The engineering design of space-frames is often facilitated by the use of an idealisation in which the actual structure is replaced conceptually by an assembly of rods and frictionless ball joints, or (as Maxwell put it) a collection of lines and points. If the idealised assembly is rigid when all of the bars or lines are inextensional – as distinct from being a mechanism – then the actual physical structure under consideration can be expected to carry loads applied at its joints primarily by means of tension and compression in its members. The next stage of the engineering calculation for such a structure is to perform a statical analysis of the tensions in the members, to invoke Hooke's law and then to compute the displacements of the assembly. But for the purposes of this appendix, we are concerned only with the question of the rigidity (or otherwise) of idealised frameworks made up from inextensional bars or lines.

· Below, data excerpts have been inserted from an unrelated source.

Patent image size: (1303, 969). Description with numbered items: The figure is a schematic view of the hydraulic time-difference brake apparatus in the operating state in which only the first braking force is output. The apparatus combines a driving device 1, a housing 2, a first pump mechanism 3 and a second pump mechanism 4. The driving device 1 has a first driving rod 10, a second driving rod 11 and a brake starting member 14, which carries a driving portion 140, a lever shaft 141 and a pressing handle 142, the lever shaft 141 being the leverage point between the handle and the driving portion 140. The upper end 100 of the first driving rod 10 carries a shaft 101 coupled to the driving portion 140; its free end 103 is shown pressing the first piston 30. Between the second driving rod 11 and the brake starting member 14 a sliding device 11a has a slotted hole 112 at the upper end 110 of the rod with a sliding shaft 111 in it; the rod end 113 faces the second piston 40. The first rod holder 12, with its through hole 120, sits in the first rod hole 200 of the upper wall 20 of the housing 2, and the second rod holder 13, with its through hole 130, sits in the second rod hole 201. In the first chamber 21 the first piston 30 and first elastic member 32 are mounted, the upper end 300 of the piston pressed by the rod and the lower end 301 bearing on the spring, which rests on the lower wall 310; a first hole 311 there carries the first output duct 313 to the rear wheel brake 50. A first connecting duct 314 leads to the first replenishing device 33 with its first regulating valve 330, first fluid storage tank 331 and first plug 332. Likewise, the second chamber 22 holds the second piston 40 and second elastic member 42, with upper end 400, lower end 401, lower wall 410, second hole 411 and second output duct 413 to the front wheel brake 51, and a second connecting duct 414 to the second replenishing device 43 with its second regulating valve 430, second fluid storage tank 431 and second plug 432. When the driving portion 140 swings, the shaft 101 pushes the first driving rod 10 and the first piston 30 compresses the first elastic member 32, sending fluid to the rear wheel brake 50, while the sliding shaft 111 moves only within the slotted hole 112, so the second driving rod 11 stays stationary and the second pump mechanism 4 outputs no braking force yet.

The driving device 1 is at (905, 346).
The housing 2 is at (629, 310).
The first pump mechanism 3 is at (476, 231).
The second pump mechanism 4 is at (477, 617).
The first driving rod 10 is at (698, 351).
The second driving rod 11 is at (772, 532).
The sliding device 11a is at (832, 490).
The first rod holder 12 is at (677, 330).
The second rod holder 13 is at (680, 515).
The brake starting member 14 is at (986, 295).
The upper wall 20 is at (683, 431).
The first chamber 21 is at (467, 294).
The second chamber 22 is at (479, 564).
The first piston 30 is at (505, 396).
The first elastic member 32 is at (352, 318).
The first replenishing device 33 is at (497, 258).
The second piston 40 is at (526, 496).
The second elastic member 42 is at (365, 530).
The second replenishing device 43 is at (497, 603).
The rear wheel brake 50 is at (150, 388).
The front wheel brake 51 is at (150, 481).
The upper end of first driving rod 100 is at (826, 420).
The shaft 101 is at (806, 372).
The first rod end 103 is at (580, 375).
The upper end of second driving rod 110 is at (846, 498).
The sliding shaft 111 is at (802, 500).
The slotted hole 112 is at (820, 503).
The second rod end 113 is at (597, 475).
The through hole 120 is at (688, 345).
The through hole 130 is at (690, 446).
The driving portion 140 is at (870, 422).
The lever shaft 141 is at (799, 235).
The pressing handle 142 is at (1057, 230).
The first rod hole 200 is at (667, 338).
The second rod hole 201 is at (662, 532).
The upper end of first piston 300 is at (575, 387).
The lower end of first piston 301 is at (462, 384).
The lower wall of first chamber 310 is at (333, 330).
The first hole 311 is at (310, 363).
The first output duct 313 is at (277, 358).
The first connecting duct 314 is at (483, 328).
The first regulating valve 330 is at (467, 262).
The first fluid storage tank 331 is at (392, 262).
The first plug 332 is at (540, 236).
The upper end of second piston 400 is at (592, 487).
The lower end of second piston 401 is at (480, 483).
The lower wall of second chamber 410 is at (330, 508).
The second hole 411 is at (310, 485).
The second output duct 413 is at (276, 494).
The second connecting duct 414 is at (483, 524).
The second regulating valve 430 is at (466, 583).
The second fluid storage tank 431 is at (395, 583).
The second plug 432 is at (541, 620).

This problem is one which attracts the attention of pure mathematicians. (Consideration of elasticity etc. would make the problem ‘applied’.) These workers are inclined to think of the assembly of lines and points as their real structure, and any physical representation of the system by means of (e.g.) rubber connectors and wooden bars, or even structural steelwork, as conceptual idealisations of the reality under consideration. Here, then, we have a complete inversion of the engineer's view that the geometrical array of lines and points is a conceptual idealisation of the physical reality under consideration; the mathematician's is the platonic as opposed to the aristotelian view of nature.